Anche il presidente della Repubblica, Sergio Mattarella, è intervenuto nel corso della cerimonia con un messaggio inviato ai genitori di Regeni, Paola e Claudio, e al sindaco di Fiumicello Villa Vicentina, Alessandro Dijus: "L'annuale commemorazione che la comunità di Fiumicello Villa Vicentina dedica a Giulio Regeni, raccoglie l'Italia intera in un sentito e commosso tributo per una vita ignobilmente spezzata", si legge.  "A dieci anni dalla sua scomparsa – ha sottolineato il capo dello Stato – ribadiamo le ragioni universali della giustizia e del rispetto dei diritti fondamentali dell'uomo, contro ogni forma di tortura. Il rapimento e il barbaro assassinio di Giulio, un nostro concittadino, rimangono una ferita aperta nel corpo della comunità nazionale. Rivolgo anzitutto un affettuoso pensiero ai suoi genitori, colpiti dal dolore inconsolabile per la perdita di un figlio – avvenuta per cause abiette e con modalità disumane – ammirevoli esempi di coraggio e determinazione nella ricerca della verità.
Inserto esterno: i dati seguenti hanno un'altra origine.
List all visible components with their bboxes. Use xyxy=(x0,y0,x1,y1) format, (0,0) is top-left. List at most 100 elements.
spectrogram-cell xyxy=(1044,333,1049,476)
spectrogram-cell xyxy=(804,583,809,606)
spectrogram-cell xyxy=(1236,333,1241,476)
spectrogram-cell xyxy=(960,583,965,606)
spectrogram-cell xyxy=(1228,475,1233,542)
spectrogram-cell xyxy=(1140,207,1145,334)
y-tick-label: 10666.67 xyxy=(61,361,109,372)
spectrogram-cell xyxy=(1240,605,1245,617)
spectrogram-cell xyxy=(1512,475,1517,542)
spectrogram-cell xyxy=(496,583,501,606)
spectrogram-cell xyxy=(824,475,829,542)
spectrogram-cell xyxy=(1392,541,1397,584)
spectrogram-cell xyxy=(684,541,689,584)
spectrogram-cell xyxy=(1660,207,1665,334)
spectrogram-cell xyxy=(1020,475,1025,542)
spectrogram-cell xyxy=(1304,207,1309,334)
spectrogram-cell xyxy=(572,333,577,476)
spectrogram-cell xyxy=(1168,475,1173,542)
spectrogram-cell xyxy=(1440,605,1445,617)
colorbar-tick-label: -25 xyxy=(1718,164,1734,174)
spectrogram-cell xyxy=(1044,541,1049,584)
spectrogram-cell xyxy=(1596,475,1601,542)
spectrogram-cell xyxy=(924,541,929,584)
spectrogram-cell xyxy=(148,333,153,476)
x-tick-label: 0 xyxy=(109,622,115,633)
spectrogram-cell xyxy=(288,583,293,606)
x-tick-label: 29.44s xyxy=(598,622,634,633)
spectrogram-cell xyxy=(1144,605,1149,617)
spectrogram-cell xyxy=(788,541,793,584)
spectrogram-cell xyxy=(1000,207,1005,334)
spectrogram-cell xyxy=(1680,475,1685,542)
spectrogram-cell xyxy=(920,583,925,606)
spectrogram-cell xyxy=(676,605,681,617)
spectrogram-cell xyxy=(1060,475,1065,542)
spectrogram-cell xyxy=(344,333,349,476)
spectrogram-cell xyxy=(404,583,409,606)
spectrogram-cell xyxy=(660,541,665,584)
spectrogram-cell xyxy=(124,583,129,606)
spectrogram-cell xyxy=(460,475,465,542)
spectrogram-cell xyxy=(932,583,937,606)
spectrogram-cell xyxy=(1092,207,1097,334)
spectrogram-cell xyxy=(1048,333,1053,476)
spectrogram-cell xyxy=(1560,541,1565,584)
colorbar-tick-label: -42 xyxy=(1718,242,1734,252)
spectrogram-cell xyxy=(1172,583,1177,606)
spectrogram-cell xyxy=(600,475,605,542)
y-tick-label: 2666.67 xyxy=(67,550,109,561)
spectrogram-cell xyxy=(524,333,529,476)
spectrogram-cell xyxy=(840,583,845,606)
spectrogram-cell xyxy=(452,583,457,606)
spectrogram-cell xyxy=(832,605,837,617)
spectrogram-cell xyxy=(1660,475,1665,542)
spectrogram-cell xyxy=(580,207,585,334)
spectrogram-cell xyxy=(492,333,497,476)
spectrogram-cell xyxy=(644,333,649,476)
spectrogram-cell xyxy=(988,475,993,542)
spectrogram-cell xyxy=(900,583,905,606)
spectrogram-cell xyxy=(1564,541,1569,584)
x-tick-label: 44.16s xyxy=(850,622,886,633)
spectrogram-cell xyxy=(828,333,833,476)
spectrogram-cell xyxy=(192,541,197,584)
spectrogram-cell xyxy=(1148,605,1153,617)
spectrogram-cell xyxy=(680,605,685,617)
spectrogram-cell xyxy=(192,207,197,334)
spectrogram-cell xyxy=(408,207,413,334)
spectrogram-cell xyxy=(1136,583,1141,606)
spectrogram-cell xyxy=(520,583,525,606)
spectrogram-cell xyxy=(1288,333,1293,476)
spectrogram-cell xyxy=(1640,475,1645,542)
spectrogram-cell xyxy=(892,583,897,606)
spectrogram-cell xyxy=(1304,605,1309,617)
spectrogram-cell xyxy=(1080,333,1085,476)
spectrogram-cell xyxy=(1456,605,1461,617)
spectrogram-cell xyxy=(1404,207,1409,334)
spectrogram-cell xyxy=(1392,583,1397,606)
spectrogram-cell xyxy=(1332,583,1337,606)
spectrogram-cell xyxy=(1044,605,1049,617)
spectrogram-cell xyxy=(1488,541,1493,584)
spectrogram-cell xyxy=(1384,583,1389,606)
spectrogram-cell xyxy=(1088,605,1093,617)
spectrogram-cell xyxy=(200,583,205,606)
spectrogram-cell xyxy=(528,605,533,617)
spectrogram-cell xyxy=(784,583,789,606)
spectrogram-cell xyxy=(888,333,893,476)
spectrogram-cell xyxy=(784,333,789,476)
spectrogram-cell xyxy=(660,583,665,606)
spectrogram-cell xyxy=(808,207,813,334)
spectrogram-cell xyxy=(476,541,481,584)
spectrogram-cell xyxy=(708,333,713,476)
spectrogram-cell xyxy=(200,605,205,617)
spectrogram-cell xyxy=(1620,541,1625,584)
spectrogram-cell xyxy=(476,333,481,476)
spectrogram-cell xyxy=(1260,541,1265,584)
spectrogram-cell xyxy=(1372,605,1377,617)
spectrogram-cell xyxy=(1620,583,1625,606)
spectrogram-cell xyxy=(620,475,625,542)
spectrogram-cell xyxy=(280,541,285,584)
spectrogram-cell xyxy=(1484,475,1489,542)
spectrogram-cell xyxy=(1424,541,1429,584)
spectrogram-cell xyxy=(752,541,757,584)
Un'esigenza condivisa da tutti gli italiani e non solo".

Poi, l'invito a continuare a cercare la verità sull'omicidio del ricercatore: "Verità e giustizia non devono prestarsi a compromessi, a tutela non solo delle legittime aspettative di chiarezza dei familiari, ma a presidio dei principi fondanti del nostro ordinamento costituzionale e sociale e delle relazioni internazionali", ha scritto ancora Mattarella, aggiungendo: "La piena collaborazione delle autorità egiziane nel dare risposte adeguate alle richieste della magistratura italiana, per accertare i fatti e assicurare alla giustizia i responsabili, continua a rappresentare un banco di prova. Nella dolorosa ricorrenza odierna, rinnovo la vicinanza della Repubblica alla famiglia Regeni e l'impegno del nostro ordinamento affinché sia onorata la memoria di Giulio facendo piena luce sulle circostanze e le responsabilità che ne segnarono il tragico destino".